Short-tailed Shearwater
Short-tailed Shearwater (Puffinus tenuirostris)
The Short-tailed Shearwater, Puffinus tenuirostris, Yolla, or Moonbird, commonly known as the muttonbird in Australia, is the most abundant seabird species in Australian waters and is one of the few Australian native birds in which the chicks are commercially harvested.
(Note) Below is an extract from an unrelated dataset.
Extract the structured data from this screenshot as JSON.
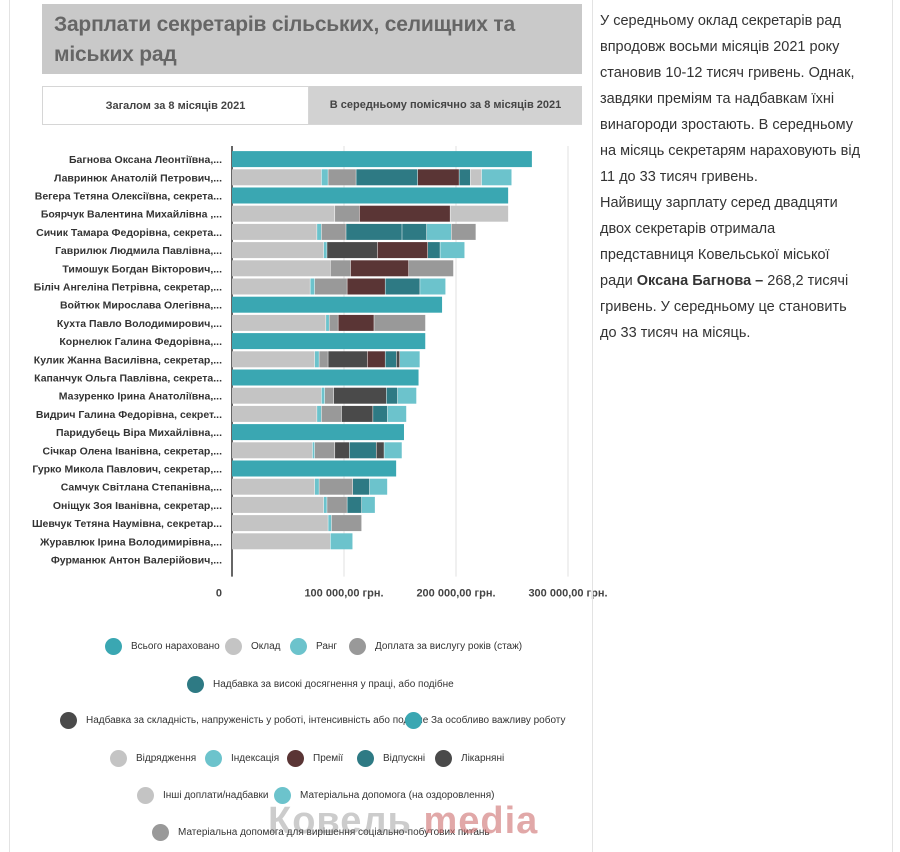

The chicks are caught in nets then the bird is placed in boiling water for a few seconds.
In New Zealand the Sooty Shearwater is the local ‘muttonbird‘, and other harvested petrel species, such as the Wedge-tailed Shearwater, may be known as muttonbirds elsewhere.
This species appears to be related to the New Zealand muttonbird and the Great Shearwater, all blunt-tailed, black-billed species, but its precise relationships are obscure (Austin, 1996; Austin et al., 2004). These are among the larger species of shearwater which might belong to a separate genus, Ardenna (Penhallurick and Wink, 2004).
Distribution / Breeding
Short-tailed Shearwaters are a migratory species that breeds mainly on small islands in Bass Strait and Tasmania and migrates to the Northern Hemisphere for the boreal summer.
Each parent feeds the single chick for 2–3 days and then leaves for up to three weeks in search of food. These foraging trips can cover a distance of 15,000 km (9,300 mi) and mean the chick may be left unattended for over a week.
When the chicks fledge they weigh around 900 g (2 lb) and may be heavier than their parents. In Tasmania, and especially on the muttonbird islands of the Furneaux Group, the chicks are harvested at this time for food and oil.
Each austral (Southern Hemisphere) winter, the Shearwaters migrate to the seas off the Aleutian Islands and Kamchatka. In the austral spring, they travel down the coast of California before crossing the Pacific back to Australia.